Myopia management header atropine


Atropine eye drops have a long history of use in the treatment of myopia.1 However, little is known on its mechanism of action and possible long-term side effects.

Most early uses of atropine utilized 1.0% formulations. While this concentration appeared to effectively control myopia, atropine was never accepted as mainstream treatment due to concerns about side effects (i.e., significant pupil dilation, photophobia, severe accommodative dysfunction). Clinical trials indicate an acceleration of myopia progression after abruptly stopping treatment.2

Recently, low-dose atropine (0.01%) has been widely adopted to help reduce the risk of dose-dependent side effects.
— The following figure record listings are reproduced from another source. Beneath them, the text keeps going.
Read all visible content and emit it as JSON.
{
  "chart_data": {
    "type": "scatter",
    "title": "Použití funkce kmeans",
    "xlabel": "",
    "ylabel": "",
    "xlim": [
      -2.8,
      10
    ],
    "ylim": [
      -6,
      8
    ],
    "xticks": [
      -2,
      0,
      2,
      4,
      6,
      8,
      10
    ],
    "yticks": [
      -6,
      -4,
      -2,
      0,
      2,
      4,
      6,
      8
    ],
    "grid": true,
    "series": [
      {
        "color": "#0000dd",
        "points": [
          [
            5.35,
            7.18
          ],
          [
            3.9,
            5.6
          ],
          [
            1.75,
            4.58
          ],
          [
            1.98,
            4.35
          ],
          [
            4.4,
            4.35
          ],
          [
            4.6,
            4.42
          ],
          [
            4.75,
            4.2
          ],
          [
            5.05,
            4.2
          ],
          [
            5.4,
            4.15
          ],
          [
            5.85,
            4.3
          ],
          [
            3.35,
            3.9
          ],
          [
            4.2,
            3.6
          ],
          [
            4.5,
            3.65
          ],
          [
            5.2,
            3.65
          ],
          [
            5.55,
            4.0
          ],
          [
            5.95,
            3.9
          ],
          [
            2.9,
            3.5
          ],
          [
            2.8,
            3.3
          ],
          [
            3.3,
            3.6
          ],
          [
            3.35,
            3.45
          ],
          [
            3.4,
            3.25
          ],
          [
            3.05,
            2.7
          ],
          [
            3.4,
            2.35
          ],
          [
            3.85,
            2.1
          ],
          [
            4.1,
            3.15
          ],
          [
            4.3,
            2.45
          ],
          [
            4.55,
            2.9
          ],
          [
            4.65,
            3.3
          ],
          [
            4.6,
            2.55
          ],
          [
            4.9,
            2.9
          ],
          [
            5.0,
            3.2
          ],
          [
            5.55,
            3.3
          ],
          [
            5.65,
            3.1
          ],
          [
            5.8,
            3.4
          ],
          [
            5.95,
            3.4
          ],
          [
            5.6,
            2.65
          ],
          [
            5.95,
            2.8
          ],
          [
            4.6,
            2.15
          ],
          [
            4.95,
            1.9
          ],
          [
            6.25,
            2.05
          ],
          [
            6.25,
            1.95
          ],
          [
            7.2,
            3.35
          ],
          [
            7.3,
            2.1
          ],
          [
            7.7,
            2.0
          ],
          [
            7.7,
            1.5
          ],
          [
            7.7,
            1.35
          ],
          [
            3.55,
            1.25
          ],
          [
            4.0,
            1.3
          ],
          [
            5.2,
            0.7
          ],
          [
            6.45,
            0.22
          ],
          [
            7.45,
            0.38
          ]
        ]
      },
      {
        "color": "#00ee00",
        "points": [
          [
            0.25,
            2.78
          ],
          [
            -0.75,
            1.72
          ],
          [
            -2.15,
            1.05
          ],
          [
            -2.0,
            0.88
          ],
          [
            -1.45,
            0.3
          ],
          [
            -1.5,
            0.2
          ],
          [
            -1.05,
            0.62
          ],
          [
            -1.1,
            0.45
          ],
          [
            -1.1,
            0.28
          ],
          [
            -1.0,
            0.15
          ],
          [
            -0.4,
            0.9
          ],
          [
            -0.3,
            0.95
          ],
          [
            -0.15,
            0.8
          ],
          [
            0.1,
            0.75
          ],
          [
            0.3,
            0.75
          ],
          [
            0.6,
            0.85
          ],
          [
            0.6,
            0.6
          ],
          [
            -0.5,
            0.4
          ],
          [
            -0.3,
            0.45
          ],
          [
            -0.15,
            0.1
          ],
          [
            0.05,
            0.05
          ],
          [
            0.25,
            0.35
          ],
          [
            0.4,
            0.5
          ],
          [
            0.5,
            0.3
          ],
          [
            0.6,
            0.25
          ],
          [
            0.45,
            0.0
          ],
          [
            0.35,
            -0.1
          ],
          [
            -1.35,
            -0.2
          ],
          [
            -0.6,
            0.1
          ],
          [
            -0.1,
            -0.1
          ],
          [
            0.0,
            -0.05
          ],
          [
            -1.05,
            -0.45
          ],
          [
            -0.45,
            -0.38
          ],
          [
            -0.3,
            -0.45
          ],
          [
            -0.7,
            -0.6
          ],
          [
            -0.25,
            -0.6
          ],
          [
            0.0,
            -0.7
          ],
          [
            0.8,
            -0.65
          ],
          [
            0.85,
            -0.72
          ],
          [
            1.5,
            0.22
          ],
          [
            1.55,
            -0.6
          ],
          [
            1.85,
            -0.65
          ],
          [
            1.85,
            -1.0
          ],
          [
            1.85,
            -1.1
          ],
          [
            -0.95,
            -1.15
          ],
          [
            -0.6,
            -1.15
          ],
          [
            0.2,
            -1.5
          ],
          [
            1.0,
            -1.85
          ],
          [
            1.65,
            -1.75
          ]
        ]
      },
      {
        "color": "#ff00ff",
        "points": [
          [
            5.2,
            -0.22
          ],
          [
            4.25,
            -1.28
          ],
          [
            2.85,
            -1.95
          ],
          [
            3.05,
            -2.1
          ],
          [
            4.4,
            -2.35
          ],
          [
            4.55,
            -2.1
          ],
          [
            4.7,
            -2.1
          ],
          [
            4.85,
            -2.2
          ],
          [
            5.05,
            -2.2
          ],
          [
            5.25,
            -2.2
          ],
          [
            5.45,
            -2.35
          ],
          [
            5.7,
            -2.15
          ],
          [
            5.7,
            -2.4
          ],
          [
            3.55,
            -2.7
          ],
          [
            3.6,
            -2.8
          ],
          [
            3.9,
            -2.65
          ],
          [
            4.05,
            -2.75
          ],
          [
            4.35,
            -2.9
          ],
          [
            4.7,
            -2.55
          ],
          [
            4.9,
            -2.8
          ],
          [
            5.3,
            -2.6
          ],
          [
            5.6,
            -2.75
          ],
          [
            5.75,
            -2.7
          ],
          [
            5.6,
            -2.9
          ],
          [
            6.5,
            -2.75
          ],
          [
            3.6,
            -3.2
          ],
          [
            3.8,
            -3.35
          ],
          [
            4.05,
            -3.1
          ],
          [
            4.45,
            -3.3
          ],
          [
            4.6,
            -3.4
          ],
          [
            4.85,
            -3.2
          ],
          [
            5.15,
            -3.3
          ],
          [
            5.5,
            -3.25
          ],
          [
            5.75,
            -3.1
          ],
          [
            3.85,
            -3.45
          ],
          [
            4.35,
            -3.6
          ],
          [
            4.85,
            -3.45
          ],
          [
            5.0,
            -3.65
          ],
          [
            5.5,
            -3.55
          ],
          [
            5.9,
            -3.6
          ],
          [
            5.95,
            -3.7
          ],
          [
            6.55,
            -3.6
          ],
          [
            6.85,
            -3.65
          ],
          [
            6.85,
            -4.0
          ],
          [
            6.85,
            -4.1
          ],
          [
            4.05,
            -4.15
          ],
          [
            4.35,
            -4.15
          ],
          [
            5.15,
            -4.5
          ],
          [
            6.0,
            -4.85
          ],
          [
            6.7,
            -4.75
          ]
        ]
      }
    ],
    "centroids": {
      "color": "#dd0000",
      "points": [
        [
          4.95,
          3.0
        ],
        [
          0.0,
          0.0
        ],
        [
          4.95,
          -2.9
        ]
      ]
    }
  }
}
A clinical trial indicated a 60% reduction in myopia progression vs. historical control, with significantly less rebound effects.2 However, there is no evidence that this dose results in less axial elongation. A number of studies are currently in progress to more thoroughly study 0.01% atropine as a myopia treatment.
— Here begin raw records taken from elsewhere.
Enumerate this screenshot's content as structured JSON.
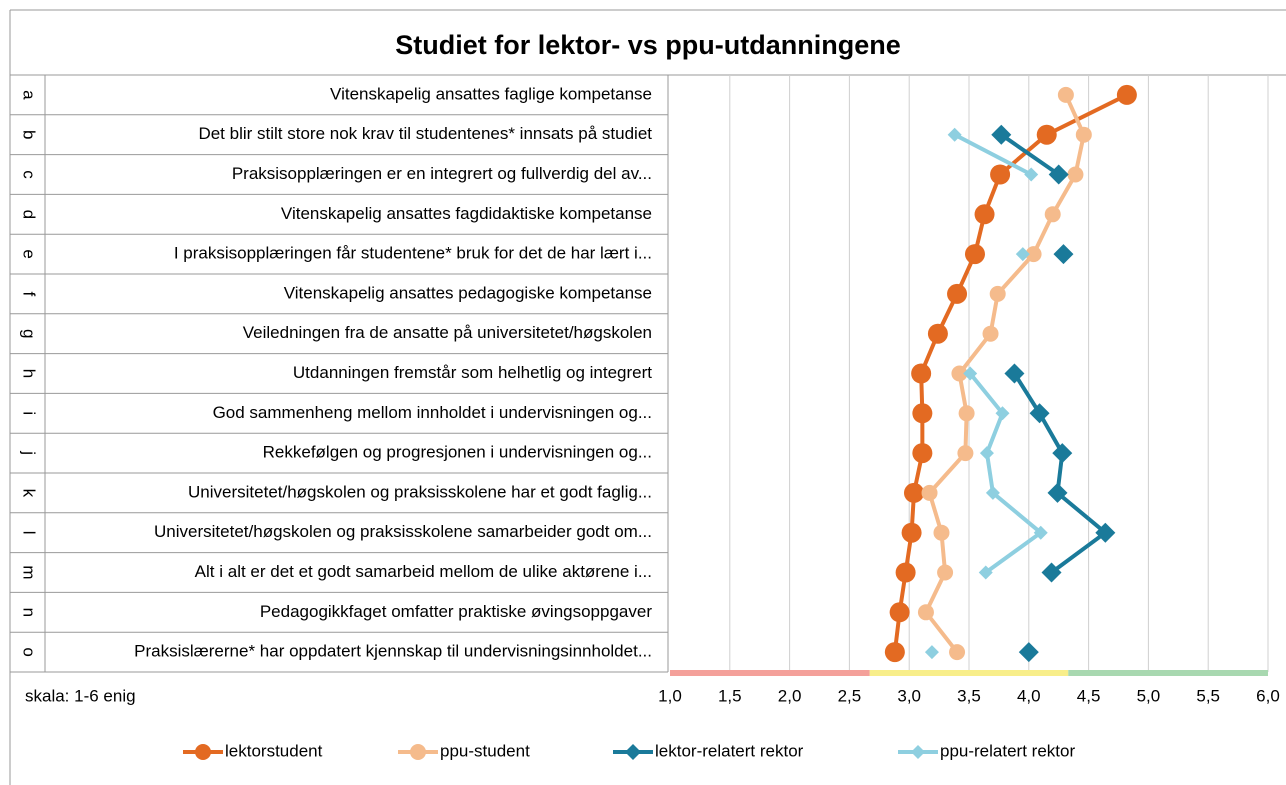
{
  "chart_data": {
    "type": "dot-line",
    "title": "Studiet for lektor- vs ppu-utdanningene",
    "note": "skala: 1-6 enig",
    "row_letters": [
      "a",
      "b",
      "c",
      "d",
      "e",
      "f",
      "g",
      "h",
      "i",
      "j",
      "k",
      "l",
      "m",
      "n",
      "o"
    ],
    "categories": [
      "Vitenskapelig ansattes faglige kompetanse",
      "Det blir stilt store nok krav til studentenes* innsats på studiet",
      "Praksisopplæringen er en integrert og fullverdig del av...",
      "Vitenskapelig ansattes fagdidaktiske kompetanse",
      "I praksisopplæringen får studentene* bruk for det de har lært i...",
      "Vitenskapelig ansattes pedagogiske kompetanse",
      "Veiledningen fra de ansatte på universitetet/høgskolen",
      "Utdanningen fremstår som helhetlig og integrert",
      "God sammenheng mellom innholdet i undervisningen og...",
      "Rekkefølgen og progresjonen i undervisningen og...",
      "Universitetet/høgskolen og praksisskolene har et godt faglig...",
      "Universitetet/høgskolen og praksisskolene samarbeider godt om...",
      "Alt i alt er det et godt samarbeid mellom de ulike aktørene i...",
      "Pedagogikkfaget omfatter praktiske øvingsoppgaver",
      "Praksislærerne* har oppdatert kjennskap til undervisningsinnholdet..."
    ],
    "series": [
      {
        "name": "lektorstudent",
        "color": "#e36a22",
        "marker": "circle",
        "size": 10,
        "values": [
          4.82,
          4.15,
          3.76,
          3.63,
          3.55,
          3.4,
          3.24,
          3.1,
          3.11,
          3.11,
          3.04,
          3.02,
          2.97,
          2.92,
          2.88
        ]
      },
      {
        "name": "ppu-student",
        "color": "#f5bb8c",
        "marker": "circle",
        "size": 8,
        "values": [
          4.31,
          4.46,
          4.39,
          4.2,
          4.04,
          3.74,
          3.68,
          3.42,
          3.48,
          3.47,
          3.17,
          3.27,
          3.3,
          3.14,
          3.4
        ]
      },
      {
        "name": "lektor-relatert rektor",
        "color": "#1a7a9a",
        "marker": "diamond",
        "size": 10,
        "values": [
          null,
          3.77,
          4.25,
          null,
          4.29,
          null,
          null,
          3.88,
          4.09,
          4.28,
          4.24,
          4.64,
          4.19,
          null,
          4.0
        ]
      },
      {
        "name": "ppu-relatert rektor",
        "color": "#8ecfe0",
        "marker": "diamond",
        "size": 7,
        "values": [
          null,
          3.38,
          4.02,
          null,
          3.95,
          null,
          null,
          3.51,
          3.78,
          3.65,
          3.7,
          4.1,
          3.64,
          null,
          3.19
        ]
      }
    ],
    "bands": [
      {
        "from": 1,
        "to": 2.67,
        "color": "#f4a09a"
      },
      {
        "from": 2.67,
        "to": 4.33,
        "color": "#f8ee8a"
      },
      {
        "from": 4.33,
        "to": 6,
        "color": "#a8d8b0"
      }
    ],
    "xlim": [
      1,
      6
    ],
    "xticks": [
      {
        "value": 1,
        "label": "1,0"
      },
      {
        "value": 1.5,
        "label": "1,5"
      },
      {
        "value": 2,
        "label": "2,0"
      },
      {
        "value": 2.5,
        "label": "2,5"
      },
      {
        "value": 3,
        "label": "3,0"
      },
      {
        "value": 3.5,
        "label": "3,5"
      },
      {
        "value": 4,
        "label": "4,0"
      },
      {
        "value": 4.5,
        "label": "4,5"
      },
      {
        "value": 5,
        "label": "5,0"
      },
      {
        "value": 5.5,
        "label": "5,5"
      },
      {
        "value": 6,
        "label": "6,0"
      }
    ],
    "grid": true
  }
}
The Use of Atropine for Myopia Control​

In treating myopia, the atropine dose must be tailored to the needs of the patient. For example, a younger patient with higher myopia may benefit from a higher dose. Since low-dose atropine is only available from compound pharmacies, 0.01% formulations are often the only strength available. For a higher dose (0.02%), consider using two drops spaced five minutes apart. High costs associated with compound pharmacies may be a patient barrier to consider.

Consideration should be given on whether to use non-preserved formulations, which may be associated with a risk of infection vs. drops preserved with benzalkonium chloride, which carries a risk of corneal toxicity and dry eye.

Knowledge Gap for Atropine Use in Myopia

As clinical evidence is scarce on the use of atropine in myopia, a number of questions remain that require further investigation:

  • Can tapering the dose (vs. abrupt discontinuation) help mitigate rebound effects?
  • What is the best way to taper the dose? (e.g., reducing one day’s treatment/week combined with a percentage decrease)
  • With a sustained effect observed with a single drop, is a once daily dose necessary? Could once weekly be sufficient?
  • Could a less frequent dose or regular weekend “drug holidays” maintain an adequate treatment effect while reducing the risk of rebound?
  1. Bedrossian, R. H. The effect of atropine on myopia. Ann Ophthalmol 3, 891-897 (1971).
  2. Tong, L. et al. Atropine for the treatment of childhood myopia: effect on myopia progression after cessation of atropine. Ophthalmology 116, 572-579, doi:10.1016/j.ophtha.2008.10.020 (2009).